Overview

Dr O'Donnell is a lecturer in the Nuclear Physics Group having joined in March 2016.

Dr O'Donnell's primary research interests lie in the field of nuclear physics. In particular, he is interested in probing the structure of extremely exotic nuclei via the spectroscopy of gamma rays and charged particles.

Dr O'Donnell is involved with a project at the West of Scotland PET Centre in which a high-purity germanium detector is being used to better understand and quantify the radioactivity being produced as a result of the production of fluorine-18 used in PET scans.

Other areas of Expertise available for knowledge exchange.

Dr O'Donnell has expertise in the Monte-Carlo simulation of radiation interactions with matter. He would be available for collaboration with companies or individuals looking to design radiation detectors or shielding.

Current research activities.

In addition to his investigations of fundamental nuclear physics, Dr O'Donnell is also involved in a number of projects involving the use of novel scintillation-based materials and silicon photomultipliers as inexpensive radiation detectors. In particular, one of these projects is investigating the feasability of a medical device based on this technology for the detection of tumour margins post surgical excision. Another project is invstigating the use of such technology to improve the detection of space-based gamma-ray bursts which can be generated by the the most energetic events in the galaxy.

Area of research expertise - Outline

Dr O'Donnell's research predominantly involves the spectroscopy of gamma-rays and charged particles to probe the limits of existence of atomic nuclei. In addition, he uses these techniques to gain an understanding of how the internal structure of nuclei evolves towards the limits imposed on us by the fundamental interactions found in nature. He is particularly interested in the study of extremely neutron-deficient platinum, gold and mercury isotopes. 
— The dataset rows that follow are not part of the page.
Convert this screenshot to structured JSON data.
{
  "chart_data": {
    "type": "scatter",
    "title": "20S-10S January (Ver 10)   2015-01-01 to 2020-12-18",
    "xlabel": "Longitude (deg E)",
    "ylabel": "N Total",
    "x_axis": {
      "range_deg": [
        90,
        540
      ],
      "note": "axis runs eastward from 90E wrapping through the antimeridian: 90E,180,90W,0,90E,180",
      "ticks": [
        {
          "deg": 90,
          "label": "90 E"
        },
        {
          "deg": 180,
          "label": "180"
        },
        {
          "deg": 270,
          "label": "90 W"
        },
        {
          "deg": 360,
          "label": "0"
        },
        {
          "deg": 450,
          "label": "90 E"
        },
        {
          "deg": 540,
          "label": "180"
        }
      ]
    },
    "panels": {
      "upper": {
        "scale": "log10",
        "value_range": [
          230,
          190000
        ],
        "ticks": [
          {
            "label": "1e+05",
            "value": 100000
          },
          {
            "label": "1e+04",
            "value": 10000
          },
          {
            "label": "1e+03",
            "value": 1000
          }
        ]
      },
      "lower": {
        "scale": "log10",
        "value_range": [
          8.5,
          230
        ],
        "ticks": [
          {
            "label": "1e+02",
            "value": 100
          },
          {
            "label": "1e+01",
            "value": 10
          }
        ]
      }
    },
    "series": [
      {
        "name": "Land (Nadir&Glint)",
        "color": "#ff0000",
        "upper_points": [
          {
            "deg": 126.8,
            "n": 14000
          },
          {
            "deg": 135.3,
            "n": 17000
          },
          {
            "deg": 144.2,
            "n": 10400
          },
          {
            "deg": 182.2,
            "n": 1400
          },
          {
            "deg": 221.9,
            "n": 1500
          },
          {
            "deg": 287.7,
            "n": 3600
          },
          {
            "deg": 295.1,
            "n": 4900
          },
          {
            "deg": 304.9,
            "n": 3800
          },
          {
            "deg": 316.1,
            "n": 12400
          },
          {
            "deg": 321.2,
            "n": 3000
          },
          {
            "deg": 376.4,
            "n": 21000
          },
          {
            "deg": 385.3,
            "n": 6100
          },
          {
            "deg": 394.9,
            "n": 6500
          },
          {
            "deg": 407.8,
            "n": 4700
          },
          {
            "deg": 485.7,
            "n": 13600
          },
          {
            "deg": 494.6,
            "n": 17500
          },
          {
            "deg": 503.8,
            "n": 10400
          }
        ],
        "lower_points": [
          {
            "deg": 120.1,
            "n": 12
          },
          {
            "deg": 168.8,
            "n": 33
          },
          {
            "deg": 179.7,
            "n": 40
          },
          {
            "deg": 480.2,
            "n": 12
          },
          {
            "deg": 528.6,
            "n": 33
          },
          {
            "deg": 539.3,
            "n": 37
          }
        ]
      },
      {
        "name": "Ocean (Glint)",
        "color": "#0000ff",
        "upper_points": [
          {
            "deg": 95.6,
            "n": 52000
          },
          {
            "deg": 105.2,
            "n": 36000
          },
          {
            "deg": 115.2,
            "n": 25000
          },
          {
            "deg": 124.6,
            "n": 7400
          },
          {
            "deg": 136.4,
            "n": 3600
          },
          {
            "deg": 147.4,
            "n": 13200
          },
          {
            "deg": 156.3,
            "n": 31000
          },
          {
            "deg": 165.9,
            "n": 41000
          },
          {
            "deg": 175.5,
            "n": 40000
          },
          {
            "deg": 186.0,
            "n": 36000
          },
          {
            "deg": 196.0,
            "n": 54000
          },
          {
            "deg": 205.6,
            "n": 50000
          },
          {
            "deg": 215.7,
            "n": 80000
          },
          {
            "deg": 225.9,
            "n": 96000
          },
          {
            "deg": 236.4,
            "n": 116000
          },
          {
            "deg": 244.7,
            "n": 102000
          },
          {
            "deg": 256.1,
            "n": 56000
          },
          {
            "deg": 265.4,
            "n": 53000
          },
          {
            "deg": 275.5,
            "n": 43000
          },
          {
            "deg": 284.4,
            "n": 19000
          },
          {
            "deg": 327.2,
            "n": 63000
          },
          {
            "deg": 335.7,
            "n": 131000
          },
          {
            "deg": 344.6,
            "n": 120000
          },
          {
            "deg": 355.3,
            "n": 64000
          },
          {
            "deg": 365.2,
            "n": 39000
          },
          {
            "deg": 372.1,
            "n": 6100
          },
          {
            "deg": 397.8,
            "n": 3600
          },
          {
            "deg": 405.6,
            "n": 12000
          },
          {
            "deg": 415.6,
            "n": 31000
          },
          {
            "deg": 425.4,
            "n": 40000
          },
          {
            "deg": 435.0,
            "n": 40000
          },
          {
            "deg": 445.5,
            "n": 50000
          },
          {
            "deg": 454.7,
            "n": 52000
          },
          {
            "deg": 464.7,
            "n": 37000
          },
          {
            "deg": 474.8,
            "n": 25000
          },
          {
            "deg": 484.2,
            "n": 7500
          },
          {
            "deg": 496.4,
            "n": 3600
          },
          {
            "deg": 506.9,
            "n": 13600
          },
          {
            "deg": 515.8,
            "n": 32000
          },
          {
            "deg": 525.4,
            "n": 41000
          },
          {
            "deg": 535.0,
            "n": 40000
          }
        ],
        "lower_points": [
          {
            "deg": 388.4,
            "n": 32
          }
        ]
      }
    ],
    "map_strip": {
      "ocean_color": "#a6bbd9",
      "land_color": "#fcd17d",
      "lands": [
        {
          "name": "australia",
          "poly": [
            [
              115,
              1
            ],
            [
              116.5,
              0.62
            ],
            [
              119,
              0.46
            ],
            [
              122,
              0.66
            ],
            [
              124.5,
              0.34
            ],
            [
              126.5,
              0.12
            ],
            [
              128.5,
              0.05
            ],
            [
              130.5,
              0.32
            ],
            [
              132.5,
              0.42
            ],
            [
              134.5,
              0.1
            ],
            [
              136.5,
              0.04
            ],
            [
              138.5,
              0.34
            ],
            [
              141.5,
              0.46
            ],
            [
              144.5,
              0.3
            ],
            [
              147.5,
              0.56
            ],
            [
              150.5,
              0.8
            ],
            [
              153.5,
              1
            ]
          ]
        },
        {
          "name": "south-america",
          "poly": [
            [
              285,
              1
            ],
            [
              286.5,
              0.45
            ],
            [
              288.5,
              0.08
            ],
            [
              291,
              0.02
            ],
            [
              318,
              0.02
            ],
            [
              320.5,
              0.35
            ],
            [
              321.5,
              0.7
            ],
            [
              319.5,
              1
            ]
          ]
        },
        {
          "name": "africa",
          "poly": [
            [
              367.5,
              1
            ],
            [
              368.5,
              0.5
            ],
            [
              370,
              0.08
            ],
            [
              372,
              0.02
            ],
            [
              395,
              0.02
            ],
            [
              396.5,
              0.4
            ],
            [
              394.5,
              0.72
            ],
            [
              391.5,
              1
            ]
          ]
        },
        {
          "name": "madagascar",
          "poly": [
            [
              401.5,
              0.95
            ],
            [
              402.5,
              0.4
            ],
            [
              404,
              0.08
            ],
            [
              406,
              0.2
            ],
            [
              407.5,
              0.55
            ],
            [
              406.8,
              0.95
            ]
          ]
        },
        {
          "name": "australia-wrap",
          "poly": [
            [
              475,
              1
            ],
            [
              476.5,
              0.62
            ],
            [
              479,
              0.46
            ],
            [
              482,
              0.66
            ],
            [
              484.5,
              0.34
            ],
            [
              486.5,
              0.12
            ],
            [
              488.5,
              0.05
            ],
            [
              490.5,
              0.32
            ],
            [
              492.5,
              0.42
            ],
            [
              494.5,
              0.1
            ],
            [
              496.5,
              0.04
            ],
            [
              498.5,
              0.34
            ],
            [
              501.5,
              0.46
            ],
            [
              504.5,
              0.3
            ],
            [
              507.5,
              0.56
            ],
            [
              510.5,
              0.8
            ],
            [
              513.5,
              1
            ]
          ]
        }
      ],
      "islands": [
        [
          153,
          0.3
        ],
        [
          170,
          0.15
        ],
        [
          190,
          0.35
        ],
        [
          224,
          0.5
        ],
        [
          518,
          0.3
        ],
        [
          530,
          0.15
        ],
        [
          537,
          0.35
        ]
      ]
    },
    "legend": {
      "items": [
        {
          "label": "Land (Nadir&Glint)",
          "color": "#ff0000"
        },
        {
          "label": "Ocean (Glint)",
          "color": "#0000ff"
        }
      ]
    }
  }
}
Having played an instrumental role in the design and constrution of the STFC-funded Light Ion Spectrometer Array, based at University of Jyvaskyla Accelerator Laboratory, Dr O'Donnell has significant experience and expertise in the building of hardware for nuclear physics experiments.

Dr O'Donnell is actively involved in both the planning and management of the Scottish Centre for the Application of Plasma-based Accelerators (SCAPA) at the University of Strathclyde, Glasgow. This role sees Dr O'Donnell providing nuclear physics expertise as part of a large multi-disciplinary team.